The fear of that moment, of the unknown, of the unspoken request for acceptance and compassion, almost stalled me in that hotel room forever. The anxiety of it pulled the breath from my lungs. How should I play this? Acknowledge it, or ignore it? Let the unspoken messages do their bidding and simply float through?

In the end, my concerns were unfounded. No one brought them up. My boyfriend – then a stranger – was sat in that very first room I walked into, and he noticed – he told me later he knew exactly what they were, and without knowing me, was immediately afraid for my wellbeing. Just the sight of scars.
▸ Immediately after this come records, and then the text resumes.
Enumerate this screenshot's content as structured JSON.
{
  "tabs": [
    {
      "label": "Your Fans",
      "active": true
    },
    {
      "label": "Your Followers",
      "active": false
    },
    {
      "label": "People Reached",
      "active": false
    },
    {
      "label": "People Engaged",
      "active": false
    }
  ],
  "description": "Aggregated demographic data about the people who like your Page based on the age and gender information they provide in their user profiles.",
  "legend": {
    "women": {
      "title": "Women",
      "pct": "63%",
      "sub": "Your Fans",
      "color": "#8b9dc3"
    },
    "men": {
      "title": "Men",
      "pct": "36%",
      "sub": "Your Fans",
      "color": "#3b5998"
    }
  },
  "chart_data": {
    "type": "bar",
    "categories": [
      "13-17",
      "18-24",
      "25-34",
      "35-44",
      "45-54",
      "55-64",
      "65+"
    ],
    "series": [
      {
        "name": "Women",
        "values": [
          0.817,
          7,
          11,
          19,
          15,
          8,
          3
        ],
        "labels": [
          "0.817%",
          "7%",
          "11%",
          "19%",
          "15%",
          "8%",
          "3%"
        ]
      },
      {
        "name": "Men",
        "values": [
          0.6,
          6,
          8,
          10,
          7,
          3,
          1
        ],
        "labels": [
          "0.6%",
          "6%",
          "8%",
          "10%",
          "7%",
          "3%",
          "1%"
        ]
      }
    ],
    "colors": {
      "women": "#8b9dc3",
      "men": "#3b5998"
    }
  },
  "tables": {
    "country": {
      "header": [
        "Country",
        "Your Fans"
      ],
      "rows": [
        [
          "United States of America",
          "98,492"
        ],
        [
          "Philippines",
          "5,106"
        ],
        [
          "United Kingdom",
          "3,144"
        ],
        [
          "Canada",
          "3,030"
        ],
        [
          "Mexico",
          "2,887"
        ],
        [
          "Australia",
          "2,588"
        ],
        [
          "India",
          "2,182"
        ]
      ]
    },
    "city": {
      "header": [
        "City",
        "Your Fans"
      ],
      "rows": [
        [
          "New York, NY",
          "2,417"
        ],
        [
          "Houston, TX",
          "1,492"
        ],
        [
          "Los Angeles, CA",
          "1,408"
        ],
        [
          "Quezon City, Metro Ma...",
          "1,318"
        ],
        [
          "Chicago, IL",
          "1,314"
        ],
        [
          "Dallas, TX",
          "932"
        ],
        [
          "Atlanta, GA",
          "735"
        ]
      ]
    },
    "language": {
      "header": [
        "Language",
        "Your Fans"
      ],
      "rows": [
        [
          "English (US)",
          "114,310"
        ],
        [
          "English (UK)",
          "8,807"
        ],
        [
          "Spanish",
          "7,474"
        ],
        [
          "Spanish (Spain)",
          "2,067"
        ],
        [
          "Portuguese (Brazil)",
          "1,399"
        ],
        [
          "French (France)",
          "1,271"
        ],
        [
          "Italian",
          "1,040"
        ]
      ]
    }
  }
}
I understand. Scars bring a certain fear with them. They mark the person forever with a reminder of a great pain, a trauma, or an injury. They are the body’s memory, the physical marks inflicted by the past. Some scars are humorous. The little mark where the family dog bit them, the knife skidded off the tomato, the bike accident. Dinner party stories, anecdotes, memories.

What we forget about scars is they show something else. Healing. Scars show that you have healed. The skin has formed over the injury, it has itched and scabbed, then it has passed. The body has gone through its miraculous healing process from start to finish. The time of great pain has gone, now all that is left is the memory.

Today, I have not cut myself since July. It is nearing the end of October. I feel no inclination to mark my skin with my errors and mistakes. I feel no need to make a physical representation of an emotion I feel, I know differently. I know that I could cover my entire body in razor blade cuts and it wouldn’t help. I know that cutting myself and harming myself does not ease the ache of sorrow or guilt or depression or shame.

I know that there is no fear in my scars, just a memory. And while mine will never be dinner party anecdotes, I am not afraid to show them. Look, I will say. I have healed.